We are continuing to investigate exactly how this code change, which did not directly modify any database code, made the latent defect reachable at this scale. Our current understanding is that an earlier change introduced a database access pattern into Fin's conversation pipeline that interacted with the connection routing state in a way that exposed the unregistered default connection. The April 21 change then triggered that access pattern. This investigation is ongoing. We have prioritized sharing this update within 24 hours of incident resolution.

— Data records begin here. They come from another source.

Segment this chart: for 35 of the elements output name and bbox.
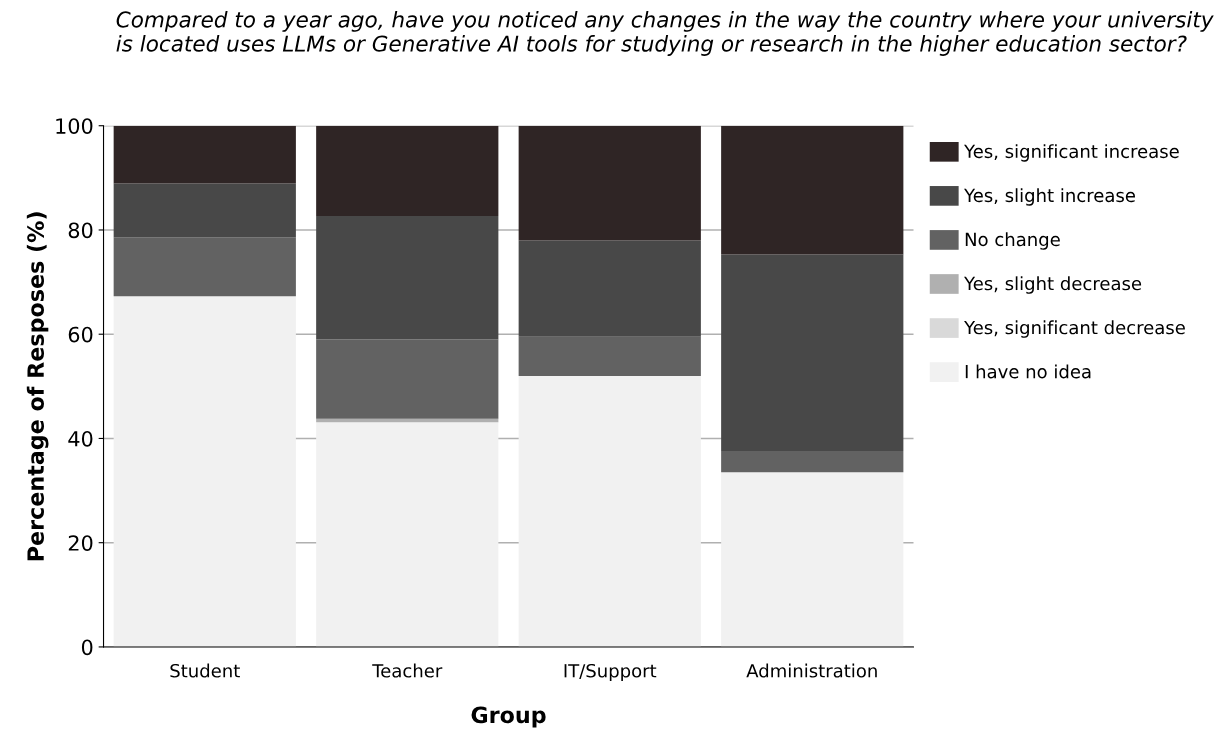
bar [721,125,904,255]
y-tick-label: 20 [68,535,93,551]
bar [721,254,904,451]
x-tick-label: IT/Support [564,663,657,682]
bar [316,215,499,340]
bar [518,375,701,647]
legend-label: Yes, significant decrease [964,320,1185,338]
bar [113,125,296,184]
legend-label: I have no idea [965,364,1091,379]
bar [721,450,904,473]
y-tick-label: 100 [56,118,93,134]
y-tick-label: 40 [68,430,93,447]
bar [518,336,701,376]
bar [721,472,904,647]
bar [316,422,499,647]
y-tick-label: 60 [68,326,93,343]
y-axis-title: Percentage of Resposes (%) [26,212,49,561]
x-axis-title: Group [471,706,546,728]
bar [113,183,296,238]
bar [518,240,701,337]
chart-title: Compared to a year ago, have you noticed any changes in the way the country where your university is located uses LLMs or Generative AI tools for studying or research in the higher education sector? [116,10,1214,56]
legend-label: Yes, significant increase [964,144,1179,162]
x-tick-label: Student [170,663,240,678]
y-tick-label: 80 [68,222,93,239]
bar [316,339,499,419]
bar [316,125,499,216]
bar [113,296,296,647]
legend-label: Yes, slight decrease [964,276,1142,294]
legend-label: Yes, slight increase [964,188,1135,206]
x-tick-label: Administration [746,663,877,678]
y-tick-label: 0 [81,639,93,656]
bar [113,237,296,297]
legend-label: No change [965,232,1060,250]
bar [518,125,701,241]
x-tick-label: Teacher [372,663,443,678]
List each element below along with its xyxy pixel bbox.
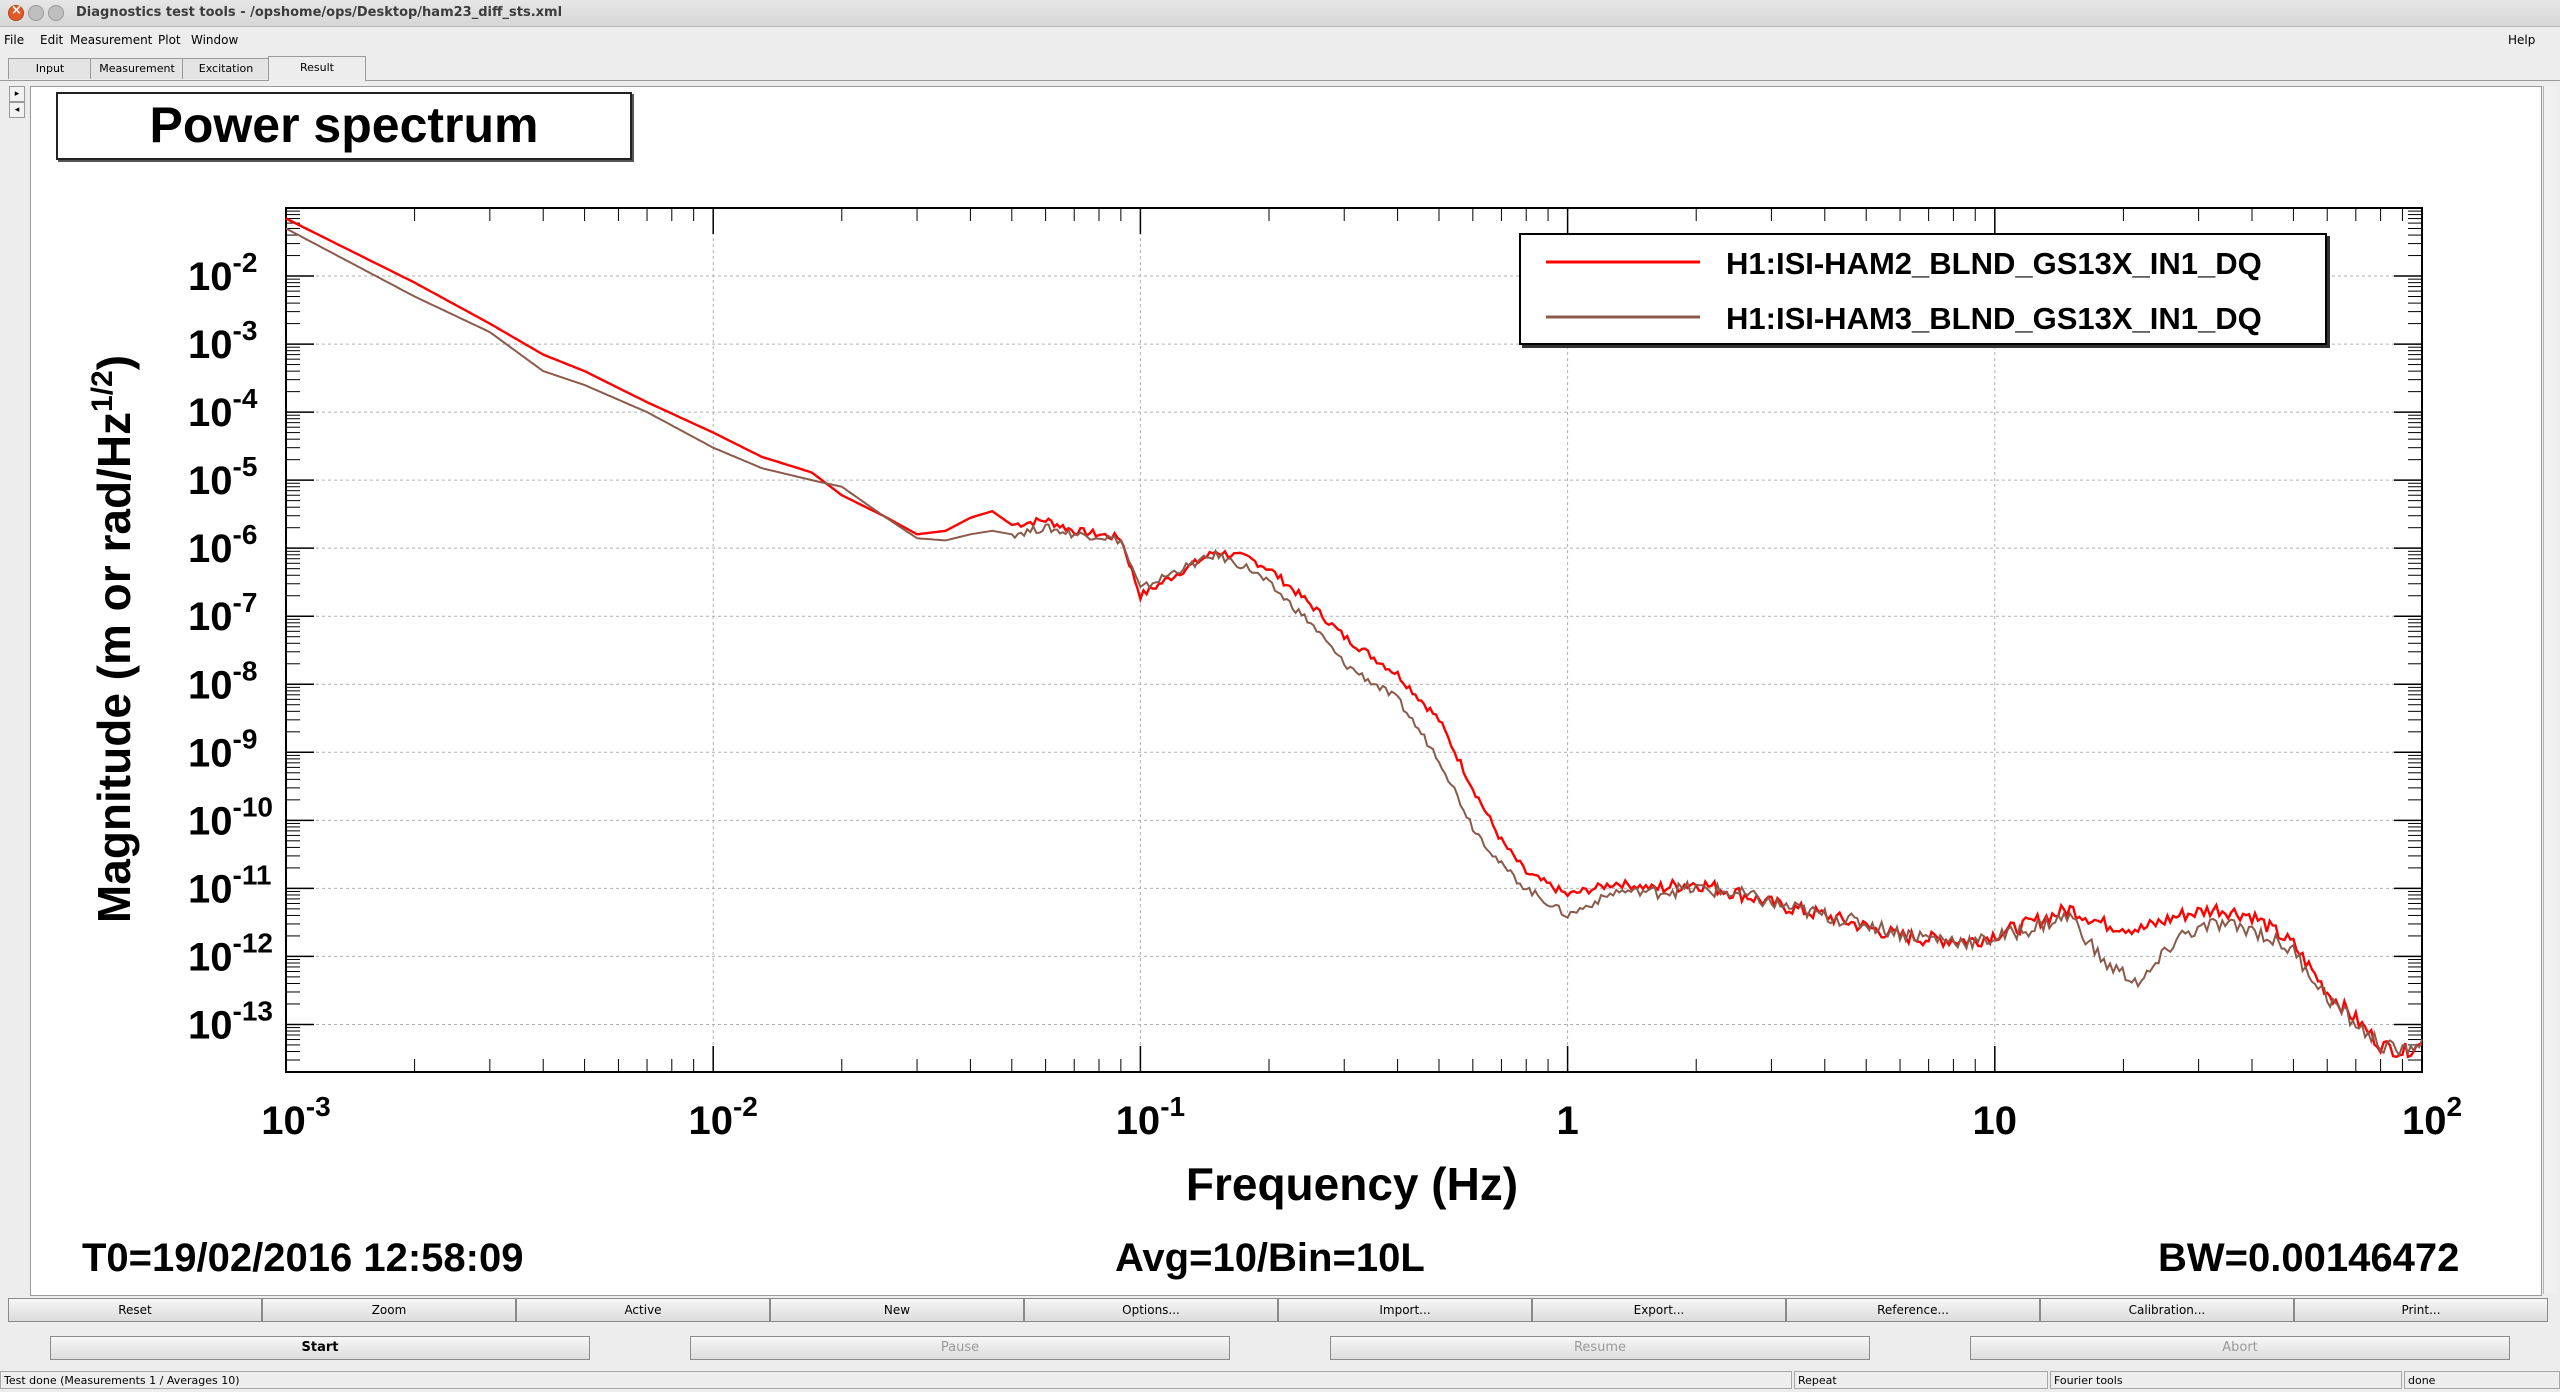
x-tick-labels: 10-3 10-2 10-1 1 10 102	[261, 1091, 2462, 1143]
status-bar: Test done (Measurements 1 / Averages 10)…	[0, 1370, 2560, 1392]
reference-button[interactable]: Reference...	[1786, 1298, 2040, 1322]
scroll-left-icon[interactable]: ◂	[9, 102, 25, 118]
x-tick-label: 10-2	[688, 1091, 757, 1143]
plot-title: Power spectrum	[56, 92, 632, 160]
close-window-button[interactable]	[8, 3, 24, 21]
print-button[interactable]: Print...	[2294, 1298, 2548, 1322]
series-line	[285, 217, 2423, 1059]
x-tick-label: 1	[1556, 1099, 1578, 1143]
menu-edit[interactable]: Edit	[40, 33, 64, 47]
status-repeat: Repeat	[1794, 1371, 2048, 1389]
x-tick-label: 102	[2402, 1091, 2462, 1143]
chart-series	[285, 217, 2423, 1059]
y-tick-label: 10-5	[188, 451, 257, 503]
bw-label: BW=0.00146472	[2158, 1236, 2460, 1280]
y-axis-label: Magnitude (m or rad/Hz1/2)	[86, 355, 140, 923]
vertical-scrollbar[interactable]	[2543, 86, 2558, 1294]
status-state: done	[2404, 1371, 2560, 1389]
y-tick-label: 10-11	[188, 859, 271, 911]
y-tick-label: 10-9	[188, 723, 257, 775]
new-button[interactable]: New	[770, 1298, 1024, 1322]
tab-result[interactable]: Result	[268, 56, 366, 81]
avg-label: Avg=10/Bin=10L	[1115, 1236, 1425, 1280]
plot-frame	[285, 207, 2423, 1073]
menu-plot[interactable]: Plot	[158, 33, 181, 47]
tab-bar: Input Measurement Excitation Result	[0, 54, 2560, 81]
x-tick-label: 10-3	[261, 1091, 330, 1143]
resume-button[interactable]: Resume	[1330, 1336, 1870, 1360]
start-button[interactable]: Start	[50, 1336, 590, 1360]
active-button[interactable]: Active	[516, 1298, 770, 1322]
action-button-row: Reset Zoom Active New Options... Import.…	[8, 1298, 2550, 1322]
chart-legend: H1:ISI-HAM2_BLND_GS13X_IN1_DQ H1:ISI-HAM3…	[1519, 233, 2327, 345]
options-button[interactable]: Options...	[1024, 1298, 1278, 1322]
menu-window[interactable]: Window	[191, 33, 239, 47]
x-tick-label: 10	[1973, 1099, 2018, 1143]
minimize-window-button[interactable]	[28, 5, 44, 21]
status-tool: Fourier tools	[2050, 1371, 2402, 1389]
legend-label: H1:ISI-HAM2_BLND_GS13X_IN1_DQ	[1726, 246, 2262, 281]
y-tick-label: 10-13	[188, 995, 273, 1047]
chart-grid	[286, 208, 2422, 1072]
menu-help[interactable]: Help	[2508, 33, 2536, 47]
legend-label: H1:ISI-HAM3_BLND_GS13X_IN1_DQ	[1726, 301, 2262, 336]
export-button[interactable]: Export...	[1532, 1298, 1786, 1322]
menu-file[interactable]: File	[4, 33, 25, 47]
x-tick-label: 10-1	[1116, 1091, 1185, 1143]
y-tick-label: 10-7	[188, 587, 257, 639]
calibration-button[interactable]: Calibration...	[2040, 1298, 2294, 1322]
zoom-button[interactable]: Zoom	[262, 1298, 516, 1322]
y-tick-labels: 10-2 10-3 10-4 10-5 10-6 10-7 10-8 10-9 10-10 10-…	[188, 247, 273, 1047]
y-tick-label: 10-4	[188, 383, 258, 435]
menu-bar: File Edit Measurement Plot Window Help	[0, 27, 2560, 53]
y-tick-label: 10-3	[188, 315, 257, 367]
menu-measurement[interactable]: Measurement	[70, 33, 153, 47]
import-button[interactable]: Import...	[1278, 1298, 1532, 1322]
x-axis-label: Frequency (Hz)	[1186, 1158, 1518, 1210]
y-tick-label: 10-6	[188, 519, 257, 571]
y-tick-label: 10-10	[188, 791, 273, 843]
run-control-row: Start Pause Resume Abort	[0, 1336, 2560, 1364]
series-line	[285, 227, 2423, 1058]
tab-input[interactable]: Input	[8, 58, 92, 79]
chart-ticks	[285, 208, 2423, 1073]
scroll-right-icon[interactable]: ▸	[9, 86, 25, 102]
pause-button[interactable]: Pause	[690, 1336, 1230, 1360]
y-tick-label: 10-2	[188, 247, 257, 299]
maximize-window-button[interactable]	[48, 5, 64, 21]
t0-label: T0=19/02/2016 12:58:09	[82, 1236, 524, 1280]
tab-excitation[interactable]: Excitation	[182, 58, 270, 79]
y-tick-label: 10-8	[188, 655, 257, 707]
window-titlebar: Diagnostics test tools - /opshome/ops/De…	[0, 0, 2560, 27]
status-message: Test done (Measurements 1 / Averages 10)	[0, 1371, 1792, 1389]
y-tick-label: 10-12	[188, 927, 273, 979]
window-title: Diagnostics test tools - /opshome/ops/De…	[76, 5, 563, 20]
reset-button[interactable]: Reset	[8, 1298, 262, 1322]
tab-measurement[interactable]: Measurement	[90, 58, 184, 79]
abort-button[interactable]: Abort	[1970, 1336, 2510, 1360]
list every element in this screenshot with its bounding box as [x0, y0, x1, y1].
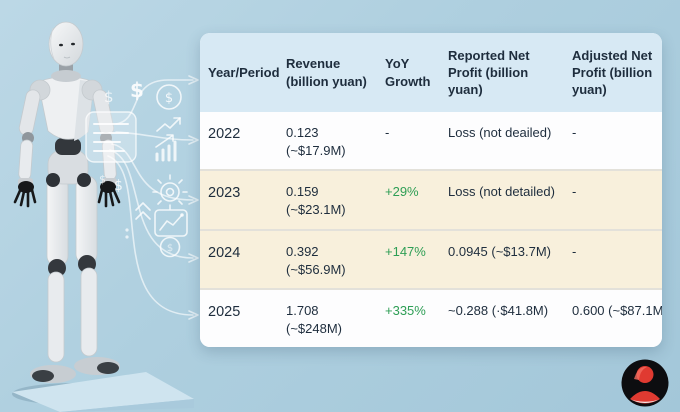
column-header-yoy-growth: YoY Growth — [385, 56, 431, 89]
dollar-symbol: $ — [99, 173, 106, 186]
robot-illustration: $ $ — [12, 21, 199, 412]
cell-adjusted-net-profit: - — [572, 184, 577, 200]
avatar — [620, 358, 670, 408]
column-header-adjusted-net-profit: Adjusted Net Profit (billion yuan) — [572, 47, 653, 98]
cell-year: 2022 — [208, 126, 241, 142]
cell-revenue: 1.708 (~$248M) — [286, 302, 342, 336]
platform — [12, 372, 194, 412]
cell-year: 2024 — [208, 244, 241, 261]
cell-revenue: 0.123 (~$17.9M) — [286, 125, 346, 159]
cell-yoy-growth: +335% — [385, 302, 426, 318]
flow-lines — [107, 75, 199, 320]
cell-adjusted-net-profit: 0.600 (~$87.1M) — [572, 302, 662, 318]
robot-body — [13, 21, 121, 383]
table-row-2024: 2024 0.392 (~$56.9M) +147% 0.0945 (~$13.… — [200, 228, 662, 288]
cell-yoy-growth: - — [385, 125, 390, 140]
cell-yoy-growth: +147% — [385, 243, 426, 259]
avatar-icon — [621, 359, 669, 407]
dollar-symbol: $ — [130, 78, 144, 102]
dollar-glyph: $ — [165, 91, 173, 106]
cell-reported-net-profit: Loss (not deailed) — [448, 125, 552, 140]
table-row-2023: 2023 0.159 (~$23.1M) +29% Loss (not deta… — [200, 169, 662, 229]
dollar-symbol: $ — [104, 88, 114, 106]
bar-chart-icon — [155, 134, 177, 162]
cell-yoy-growth: +29% — [385, 184, 419, 200]
coin-icon: $ — [159, 236, 181, 258]
dots-accent — [125, 228, 129, 239]
cell-revenue: 0.159 (~$23.1M) — [286, 184, 346, 218]
cell-year: 2025 — [208, 303, 241, 320]
line-chart-icon — [154, 209, 188, 237]
cell-year: 2023 — [208, 185, 241, 202]
cell-reported-net-profit: Loss (not detailed) — [448, 184, 555, 200]
cell-adjusted-net-profit: - — [572, 243, 577, 259]
cell-reported-net-profit: ~0.288 (·$41.8M) — [448, 302, 549, 318]
trend-up-icon — [156, 117, 181, 132]
column-header-revenue: Revenue (billion yuan) — [286, 56, 367, 89]
table-header-row: Year/Period Revenue (billion yuan) YoY G… — [200, 33, 662, 112]
column-header-reported-net-profit: Reported Net Profit (billion yuan) — [448, 47, 530, 98]
dollar-circle-icon: $ — [156, 84, 182, 110]
chevron-up-icon — [135, 202, 151, 220]
table-row-2022: 2022 0.123 (~$17.9M) - Loss (not deailed… — [200, 112, 662, 170]
cell-revenue: 0.392 (~$56.9M) — [286, 243, 346, 277]
cell-adjusted-net-profit: - — [572, 125, 577, 140]
gear-icon — [152, 174, 188, 210]
column-header-year-period: Year/Period — [208, 64, 280, 80]
financials-table: Year/Period Revenue (billion yuan) YoY G… — [200, 33, 662, 347]
dollar-glyph: $ — [167, 243, 173, 254]
cell-reported-net-profit: 0.0945 (~$13.7M) — [448, 243, 551, 259]
table-row-2025: 2025 1.708 (~$248M) +335% ~0.288 (·$41.8… — [200, 287, 662, 347]
dollar-symbol: $ — [114, 178, 123, 194]
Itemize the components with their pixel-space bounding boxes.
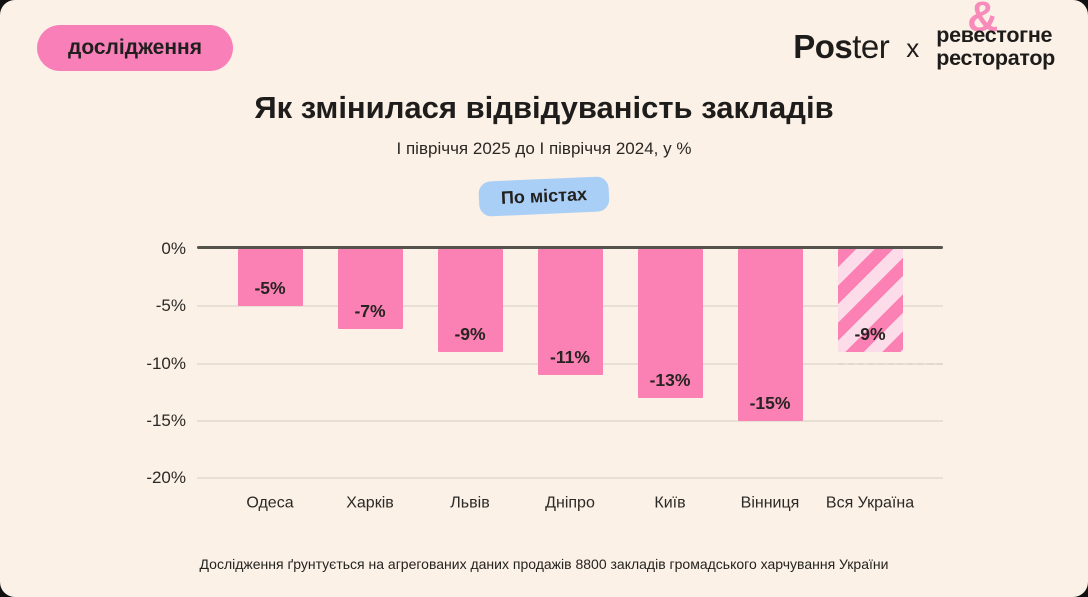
bar-Вся Україна: -9%	[837, 249, 903, 352]
bar-Львів: -9%	[437, 249, 503, 352]
partner-logo: & ревестогне ресторатор	[936, 0, 1055, 70]
category-label: Дніпро	[545, 494, 595, 512]
bar-Вінниця: -15%	[737, 249, 803, 421]
category-label: Вся Україна	[825, 494, 915, 512]
y-tick-label: -20%	[146, 468, 186, 487]
y-tick-label: 0%	[161, 239, 186, 258]
collab-x: x	[906, 32, 920, 63]
bar-value-label: -11%	[550, 347, 590, 367]
category-label: Харків	[346, 494, 394, 512]
category-label: Одеса	[246, 494, 294, 512]
research-badge-label: дослідження	[68, 36, 202, 59]
bar-Дніпро: -11%	[537, 249, 603, 375]
page-subtitle: І півріччя 2025 до І півріччя 2024, у %	[396, 139, 692, 158]
y-gridline	[197, 477, 943, 479]
category-label: Київ	[654, 494, 686, 512]
research-badge: дослідження	[37, 25, 233, 71]
category-label: Вінниця	[740, 494, 800, 512]
bar-Київ: -13%	[637, 249, 703, 398]
dashed-gridline-segment	[838, 362, 943, 365]
y-gridline	[197, 419, 943, 422]
bar-value-label: -9%	[454, 324, 486, 344]
page-title: Як змінилася відвідуваність закладів	[254, 90, 834, 125]
category-label: Львів	[450, 494, 490, 512]
bar-Одеса: -5%	[237, 249, 303, 306]
partner-logo-line2: ресторатор	[936, 46, 1055, 70]
bar-value-label: -7%	[354, 301, 386, 321]
bar-value-label: -5%	[254, 278, 286, 298]
poster-logo-bold: Pos	[793, 28, 853, 65]
bar-value-label: -9%	[854, 324, 886, 344]
y-tick-label: -5%	[155, 296, 186, 316]
poster-logo: Poster	[793, 28, 890, 66]
y-tick-label: -15%	[146, 410, 186, 430]
zero-axis-line	[197, 246, 943, 249]
partner-logo-line1: ревестогне	[936, 23, 1053, 47]
bar-value-label: -15%	[749, 393, 791, 413]
poster-logo-light: ter	[852, 28, 890, 65]
logo-row: Poster x & ревестогне ресторатор	[793, 0, 1055, 70]
y-tick-label: -10%	[146, 353, 186, 373]
footnote: Дослідження ґрунтується на агрегованих д…	[199, 556, 889, 572]
bar-Харків: -7%	[337, 249, 403, 329]
bar-value-label: -13%	[649, 370, 691, 390]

What is clear is that the latent defect was the root cause, not the deployment itself. The defect has been fixed: we have registered the missing default connection in our sharded database configuration, ensuring that the refresh operation can always find a valid connection regardless of how it is reached.

Timeline (UTC)

18:11, Apr 21 — A deployment containing the triggering code change completes. Errors spike immediately
18:23 — Automatically triggered rollback completes. Errors stop
19:07 — Incident mitigated. Retry queue cleared
22:12 — Same code change re-introduced in a deployment bundle. Errors resume across all regions
23:00 — Customer reports arrive. Incident resumed
23:20 — Escalated to Major severity. Status pages updated for US, EU, and AU
23:40 — Error onset correlated to the 22:12 deployment
23:54 — Root cause identified: session state refresh loses shard connection
00:02, Apr 22 — First fix deployed. Partially effective
00:38 — Comprehensive fix deployed.
00:47 — Errors stop. Fin begins responding to all new conversations
01:04 — Resolution confirmed by customers
01:17 — All retry queues cleared across all regions
01:19 — Incident resolved. Status pages updated

Next steps

Completed

The latent defect has been fixed. The missing default connection has been registered in our sharded database configuration.
All retry queues across all three regions have been fully cleared. All conversation data was securely retained within our database, though we recognize the significant friction caused by the need to manually resume these stalled sessions.

Ongoing

We are investigating why our Fin health monitoring detected the first occurrence but not the second, and are working to close this gap so that failures like this consistently trigger automated rollbacks.
We are reviewing how database connections are maintained during Fin's conversation processing to ensure that connection issues are handled gracefully rather than causing complete job failure.
We are continuing to investigate the exact mechanism by which the April 21 deployment triggered the latent defect, to ensure that similar interactions cannot occur in the future.
We are prioritizing updates to Fin’s architecture that will allow us to safely auto-resume Fin on impacted conversations at scale during an interruption. This change focuses on protecting the end-user experience and entirely removing the manual recovery burden from our customers' support teams.

We take full responsibility for this outage. The latent defect that caused it is well-understood and has been fixed. We are committed to the reliability you expect from Intercom, and are taking concrete steps to ensure that our connection handling, monitoring, and deployment processes prevent this class of failure from recurring.